Further to the above, the Complainant denied that she was ever asked for money from the Accused and denied vehemently that the Accused did not rape her.

The neighbour of the Complainant also testified that she heard the Complainant knocking at her door and screaming that she was dying. Upon opening the door, she had realised that the Complainant was badly injured and bleeding. She further confirmed that the Complainant narrated the story to her just as she had testified in court.

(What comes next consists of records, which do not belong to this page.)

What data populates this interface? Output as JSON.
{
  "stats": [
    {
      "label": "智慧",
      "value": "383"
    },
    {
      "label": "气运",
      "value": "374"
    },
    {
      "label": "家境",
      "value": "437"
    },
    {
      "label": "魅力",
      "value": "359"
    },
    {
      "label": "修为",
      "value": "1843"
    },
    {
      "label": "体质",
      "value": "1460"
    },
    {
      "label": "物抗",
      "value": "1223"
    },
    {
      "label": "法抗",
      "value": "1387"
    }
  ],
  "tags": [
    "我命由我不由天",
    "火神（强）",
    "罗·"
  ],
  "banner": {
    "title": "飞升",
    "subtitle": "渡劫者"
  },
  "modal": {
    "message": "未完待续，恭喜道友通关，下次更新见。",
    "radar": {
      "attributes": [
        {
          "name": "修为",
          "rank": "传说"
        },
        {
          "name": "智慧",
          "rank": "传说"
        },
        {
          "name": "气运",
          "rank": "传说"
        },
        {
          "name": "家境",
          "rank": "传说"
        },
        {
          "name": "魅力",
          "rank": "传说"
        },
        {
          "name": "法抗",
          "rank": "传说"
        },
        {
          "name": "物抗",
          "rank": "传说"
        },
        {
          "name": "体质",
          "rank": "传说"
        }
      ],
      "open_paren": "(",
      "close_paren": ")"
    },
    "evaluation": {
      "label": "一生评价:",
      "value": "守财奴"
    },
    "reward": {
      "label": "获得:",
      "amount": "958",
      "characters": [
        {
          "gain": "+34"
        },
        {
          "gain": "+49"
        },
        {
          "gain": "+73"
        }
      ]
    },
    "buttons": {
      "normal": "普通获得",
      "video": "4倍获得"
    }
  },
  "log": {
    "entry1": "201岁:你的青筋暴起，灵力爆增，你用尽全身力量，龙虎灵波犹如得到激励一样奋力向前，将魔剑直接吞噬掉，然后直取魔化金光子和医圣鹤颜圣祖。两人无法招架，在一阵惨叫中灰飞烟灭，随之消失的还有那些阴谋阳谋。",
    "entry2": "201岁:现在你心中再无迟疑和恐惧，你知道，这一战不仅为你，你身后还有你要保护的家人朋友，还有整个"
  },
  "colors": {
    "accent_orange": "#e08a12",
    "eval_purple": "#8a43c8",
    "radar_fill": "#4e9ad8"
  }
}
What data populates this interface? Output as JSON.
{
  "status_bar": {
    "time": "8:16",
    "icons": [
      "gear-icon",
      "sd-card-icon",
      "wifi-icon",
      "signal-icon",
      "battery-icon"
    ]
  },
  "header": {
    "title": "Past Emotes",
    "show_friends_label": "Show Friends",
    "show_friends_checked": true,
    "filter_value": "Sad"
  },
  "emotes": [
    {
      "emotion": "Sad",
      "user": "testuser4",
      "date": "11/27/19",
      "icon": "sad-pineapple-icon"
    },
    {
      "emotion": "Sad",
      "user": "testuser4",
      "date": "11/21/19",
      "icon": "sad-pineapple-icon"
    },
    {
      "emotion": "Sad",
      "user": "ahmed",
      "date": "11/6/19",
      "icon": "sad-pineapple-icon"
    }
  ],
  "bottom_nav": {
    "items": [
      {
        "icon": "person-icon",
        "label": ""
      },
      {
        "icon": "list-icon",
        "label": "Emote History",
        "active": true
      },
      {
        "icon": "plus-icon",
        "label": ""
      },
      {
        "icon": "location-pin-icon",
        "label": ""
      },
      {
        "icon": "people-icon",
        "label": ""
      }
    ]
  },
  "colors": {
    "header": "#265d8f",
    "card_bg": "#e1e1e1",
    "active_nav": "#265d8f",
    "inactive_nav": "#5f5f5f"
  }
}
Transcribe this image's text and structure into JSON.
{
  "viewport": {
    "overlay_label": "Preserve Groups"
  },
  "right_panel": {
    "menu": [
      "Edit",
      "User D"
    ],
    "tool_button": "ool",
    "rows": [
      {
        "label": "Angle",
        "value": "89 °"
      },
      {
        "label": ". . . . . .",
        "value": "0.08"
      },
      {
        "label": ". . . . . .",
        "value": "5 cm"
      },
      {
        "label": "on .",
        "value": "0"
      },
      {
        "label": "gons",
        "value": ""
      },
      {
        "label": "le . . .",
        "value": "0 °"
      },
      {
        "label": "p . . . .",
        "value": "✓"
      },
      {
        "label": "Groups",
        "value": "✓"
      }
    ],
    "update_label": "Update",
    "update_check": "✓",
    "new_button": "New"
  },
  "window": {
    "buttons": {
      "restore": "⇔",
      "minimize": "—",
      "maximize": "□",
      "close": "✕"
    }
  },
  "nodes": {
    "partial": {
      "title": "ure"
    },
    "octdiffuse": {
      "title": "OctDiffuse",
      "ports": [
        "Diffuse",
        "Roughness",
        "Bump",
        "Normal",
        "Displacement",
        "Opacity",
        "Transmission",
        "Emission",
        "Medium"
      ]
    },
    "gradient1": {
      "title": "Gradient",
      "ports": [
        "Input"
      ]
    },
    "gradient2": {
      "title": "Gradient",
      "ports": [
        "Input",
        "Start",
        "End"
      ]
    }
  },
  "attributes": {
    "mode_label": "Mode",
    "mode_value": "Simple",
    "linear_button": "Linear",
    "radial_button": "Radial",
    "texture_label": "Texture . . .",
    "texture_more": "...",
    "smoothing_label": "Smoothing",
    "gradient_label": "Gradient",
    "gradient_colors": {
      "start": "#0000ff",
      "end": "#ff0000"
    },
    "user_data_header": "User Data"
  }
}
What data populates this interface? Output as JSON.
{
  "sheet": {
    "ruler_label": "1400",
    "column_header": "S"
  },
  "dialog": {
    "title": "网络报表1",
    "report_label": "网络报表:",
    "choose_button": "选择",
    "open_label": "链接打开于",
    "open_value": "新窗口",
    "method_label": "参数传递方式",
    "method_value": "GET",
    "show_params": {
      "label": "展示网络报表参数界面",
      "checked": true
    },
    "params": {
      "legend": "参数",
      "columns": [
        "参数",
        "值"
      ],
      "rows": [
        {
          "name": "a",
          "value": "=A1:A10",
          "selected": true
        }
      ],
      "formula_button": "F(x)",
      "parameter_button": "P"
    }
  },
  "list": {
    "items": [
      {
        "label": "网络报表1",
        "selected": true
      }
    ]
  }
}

The Chief Medical Officer for Grahamstown was called upon by the State to explain some of the findings on the J88 report. The report noted the stab wounds, strangulation marks as well as the fact that the Complainant had had injuries that were bleeding and that she was in shock and in pain. The report concluded that the Complainant was sexually assaulted and the Complainant’s evidence was corroborated by the J88.

It was found that even though the Complainant did not know the assailant or the Accused, common sense dictated that the Accused was the one who committed the Crimes against the Complainant as he admitted to having followed the Complainant to her house and further admitted that it was him who stabbed her.

It was found that the Complainant’s evidence was credible whilst the same could not be said of the Accused. The Accused could not explain anything when the facts were put to him and accordingly his evidence was rejected.



The Accused was found guilty as charged on all three counts.



The case illustrates the importance of a credible witness and credible evidence.